Charcot, na história da neurologia, é considerado o pai da neurologia como especialidade.
Charcot

As ilustres personalidades francesas Dejerine, Marie, Babinski e Guillain, integrantes dos “neurologistas parisienses” que formavam estudantes e médicos de todo o mundo, foram os principais mentores franceses de alguns pioneiros da neurologia brasileira. 

A história da neurologia brasileira

Antônio Austregesilo Rodrigues de Lima (1876-1960), que pode ser considerado o pai da neurologia brasileira, foi formado em Paris por Dejerine, Marie e Babinski.
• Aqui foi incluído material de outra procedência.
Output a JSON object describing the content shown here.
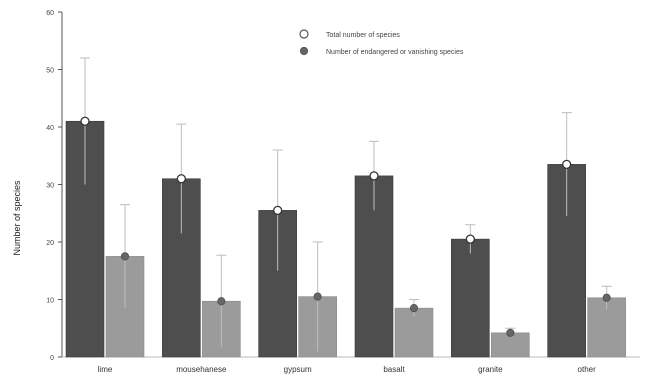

Escreveu uma extensa bibliografia sobre doenças mentais e, em 1912, tornou-se Chefe de Neurologia da Faculdade de Medicina do Rio de Janeiro. Lá, introduziu a nova especialidade, criou a primeira escola neurológica do Rio de Janeiro e foi um dos fundadores dos Arquivos Brasileiros de Neurologia e de Psiquiatria.

Antônio Austregesilo Rodrigues de Lima
Antônio Austregesilo Rodrigues de Lima

Aloysio de Castro (1881-1959), cofundador da neurologia brasileira, viajou para a Europa, onde ampliou seus conhecimentos em semiologia nervosa no Hôpital Bicêtre sob a supervisão de Pierre Marie.

Enjolras Vampré (1895-1938) é tido como o pai da Neurologia em São Paulo, na época a segunda escola neurológica mais importante do Brasil. Em Paris, teve aulas de Babinski, Dejerine, Foix e Bertrand (1908, 1925), e se formou no hospital Salpêtrière sob a supervisão de George Guillain.

Deolindo Augusto de Nunes Couto (1902–1992), o neurologista mais influente do Brasil de 1945 a 1972, foi discípulo de Guillain no hospital Salpêtrière (1935 e 1936), e junto com seus colegas introduziu o conhecimento médico francês, a metodologia e a forma de pensamento para o Brasil, que se tornaram pilares da neurologia brasileira.

Esses ilustres seguidores da escola francesa, fundadores e desenvolvedores da neurologia brasileira, deixaram um legado para as futuras gerações brasileiras. 

Outro marco da neurologia moderna foi a fundação da Associação Brasileira de Neurologia (ABN) no Rio de Janeiro em maio de 1962. Entre os marcos pós-modernos temos a criação de grupos de trabalhos e de departamentos científicos especializados em diferentes áreas da neurologia. A Neurologia pós-moderna se situa na atualidade e, especialmente, no âmbito da World Wide Web (rede de alcance mundial), na revolução de costumes, incremento ainda maior de conhecimento e de divulgação/ intercâmbio.